L’Amapa se définit comme « une voie de recours à la fois rapide, efficace et économique ». « Nos médiateurs sont saisis au maximum dans les deux mois après la demande de médiation. La saisie coûte 150 € par partie, destinés aux défraiements des médiateurs », détaille Anne Landois. Tous les médiateurs sont des professionnels aguerris en activité (producteurs, distributeurs et auteurs). Ils ont tous bénéficié d’une formation aux techniques de la médiation dispensée par le formateur Alain Pekar Lempereur, spécialiste reconnu en matière de gestion des conflits.

Si le volume de médiations reste très élevé pour le documentaire, genre très diversifié dans sa forme, ses budgets et ses configurations de fabrication, l’Amapa note des demandes en forte croissance pour les émissions de flux, ainsi que pour le cinéma et la fiction TV. Parmi les points de tension évoqués figurent les mentions au générique, les auteurs débarqués « de façon sauvage », les unitaires devenant des séries et la définition du créateur que cette transformation implique. L’Amapa relève également des conflits au moment du montage. « Des réalisatrices ou des réalisateurs s’opposent au producteur sur la vision du film auprès du diffuseur. Ces conflits se résolvent souvent devant l’Amapa. Nous offrons un cadre de dialogue qui ne peut plus avoir lieu ailleurs », explique Anne Landois.

 

Une plateforme pour fluidifier la saisie

Au regard de la demande exponentielle de cas dont le traitement peut s’avérer très chronophage, l’Amapa a souhaité se moderniser. L’association a mis en place un outil en ligne de gestion des médiations qui a pour but de fluidifier le processus de saisie de l’Amapa et le traitement des dossiers. Cette plateforme a bénéficié d’une configuration sur-mesure par la société Justicity. « La facilité d’utilisation permet aux parties de déposer rapidement leur demande de médiation et tous les éléments constitutifs du dossier. Cela prend moins de dix minutes », indique Anne Landois. « Il s’agit presque d’un outil de service public pour nos métiers », relève Blanche Guichou.
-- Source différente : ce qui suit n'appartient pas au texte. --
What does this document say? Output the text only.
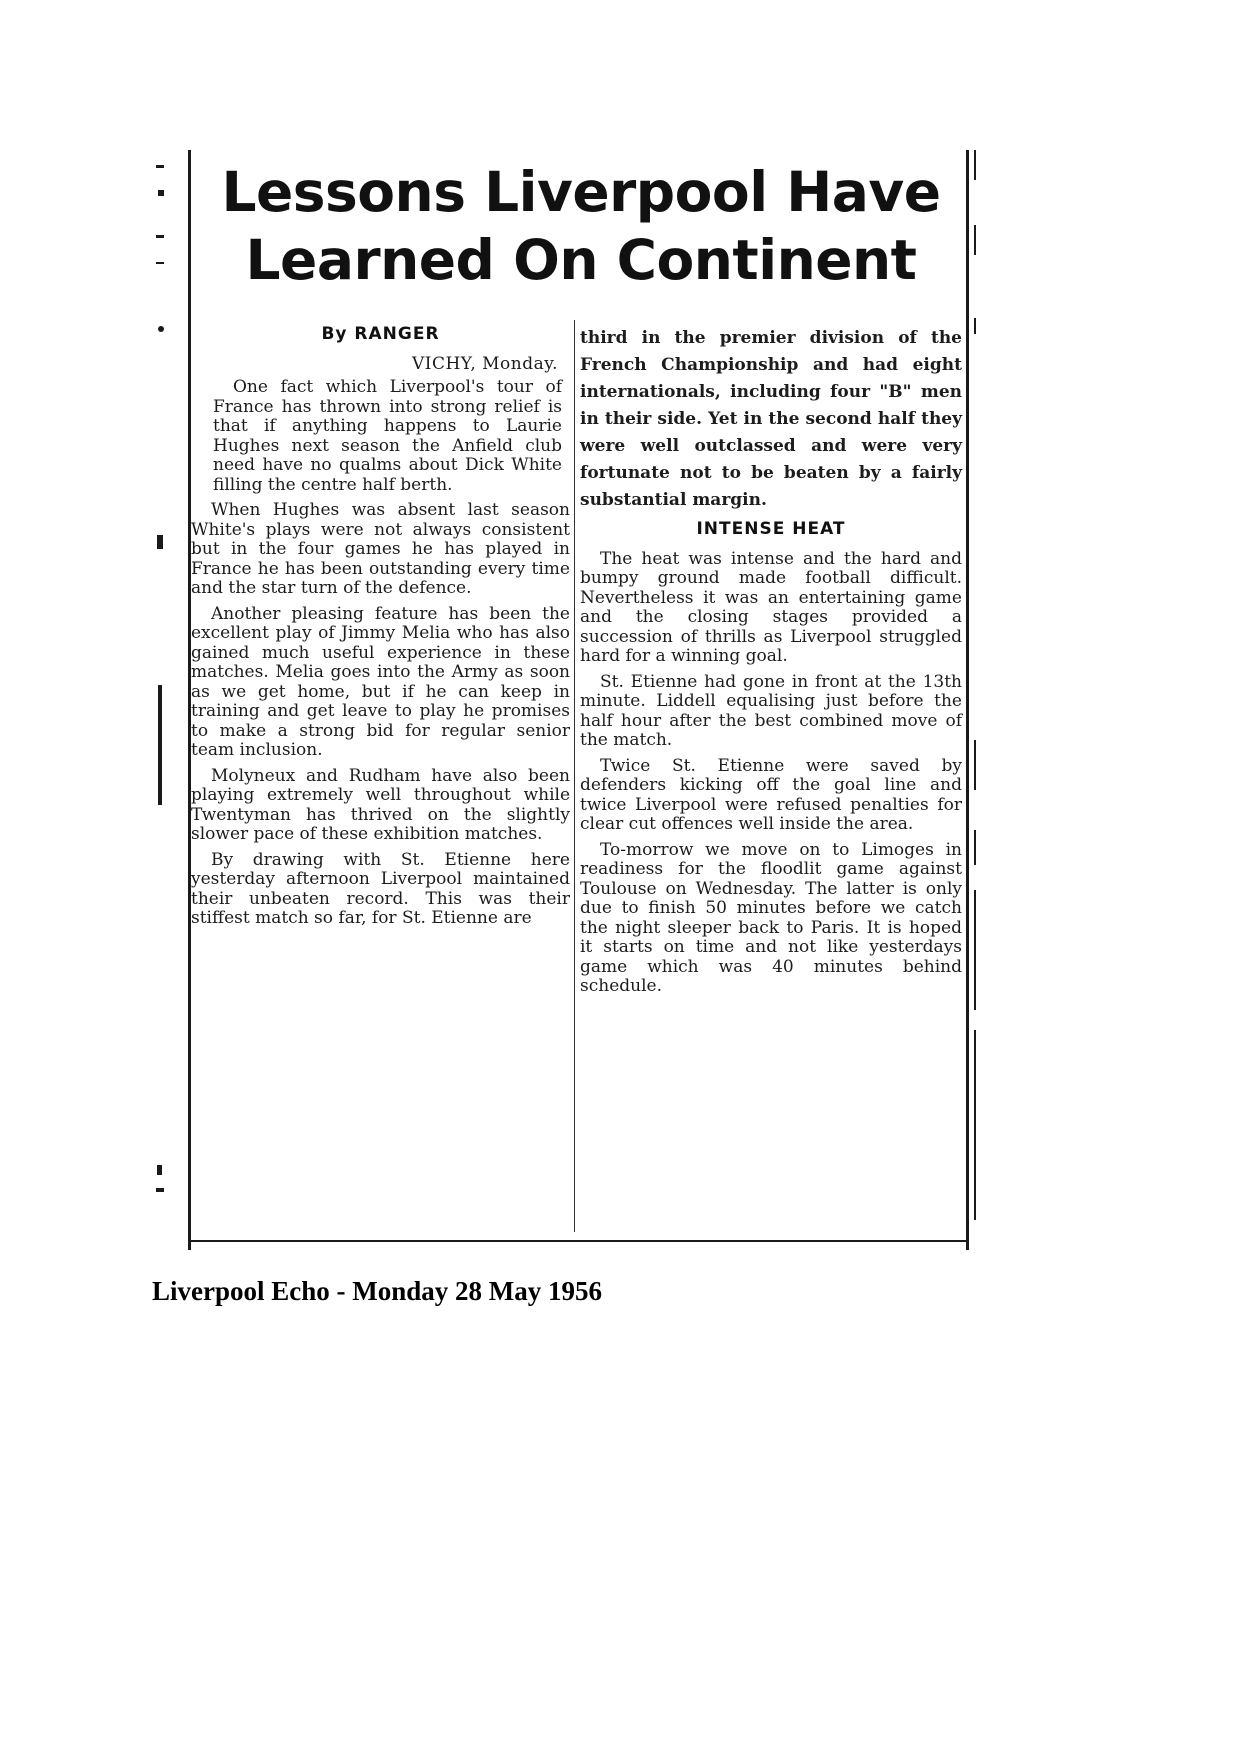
Lessons Liverpool Have
Learned On Continent

By RANGER

VICHY, Monday.

One fact which Liverpool's tour of France has thrown into strong relief is that if anything happens to Laurie Hughes next season the Anfield club need have no qualms about Dick White filling the centre half berth.

When Hughes was absent last season White's plays were not always consistent but in the four games he has played in France he has been outstanding every time and the star turn of the defence.

Another pleasing feature has been the excellent play of Jimmy Melia who has also gained much useful experience in these matches. Melia goes into the Army as soon as we get home, but if he can keep in training and get leave to play he promises to make a strong bid for regular senior team inclusion.

Molyneux and Rudham have also been playing extremely well throughout while Twentyman has thrived on the slightly slower pace of these exhibition matches.

By drawing with St. Etienne here yesterday afternoon Liverpool maintained their unbeaten record. This was their stiffest match so far, for St. Etienne are

third in the premier division of the French Championship and had eight internationals, including four "B" men in their side. Yet in the second half they were well outclassed and were very fortunate not to be beaten by a fairly substantial margin.

INTENSE HEAT

The heat was intense and the hard and bumpy ground made football difficult. Nevertheless it was an entertaining game and the closing stages provided a succession of thrills as Liverpool struggled hard for a winning goal.

St. Etienne had gone in front at the 13th minute. Liddell equalising just before the half hour after the best combined move of the match.

Twice St. Etienne were saved by defenders kicking off the goal line and twice Liverpool were refused penalties for clear cut offences well inside the area.

To-morrow we move on to Limoges in readiness for the floodlit game against Toulouse on Wednesday. The latter is only due to finish 50 minutes before we catch the night sleeper back to Paris. It is hoped it starts on time and not like yesterdays game which was 40 minutes behind schedule.

Liverpool Echo - Monday 28 May 1956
Ce lancement intervient en parallèle d’une année historique en matière d’accords interprofessionnels entre auteurs et producteurs concernant la fiction, le documentaire et l’animation. Tous renvoient à l’Amapa en cas de litige. « Ces accords impliquent un volume de demandes de médiation en augmentation. Notre plateforme va nous permettre d’absorber ce nouveau flux de demandes. L’Amapa devient presque un outil de régulation des conflits dans le métier », souligne Anne Landois.

Cette dernière, scénariste et présidente de l’Amapa depuis 11 ans, passera la main à la vice-présidente et productrice Blanche Guichou lors de la prochaine assemblée générale. Un passage de témoin qui illustre bien une coopération réussie entre auteurs et producteurs au sein de l’Amapa.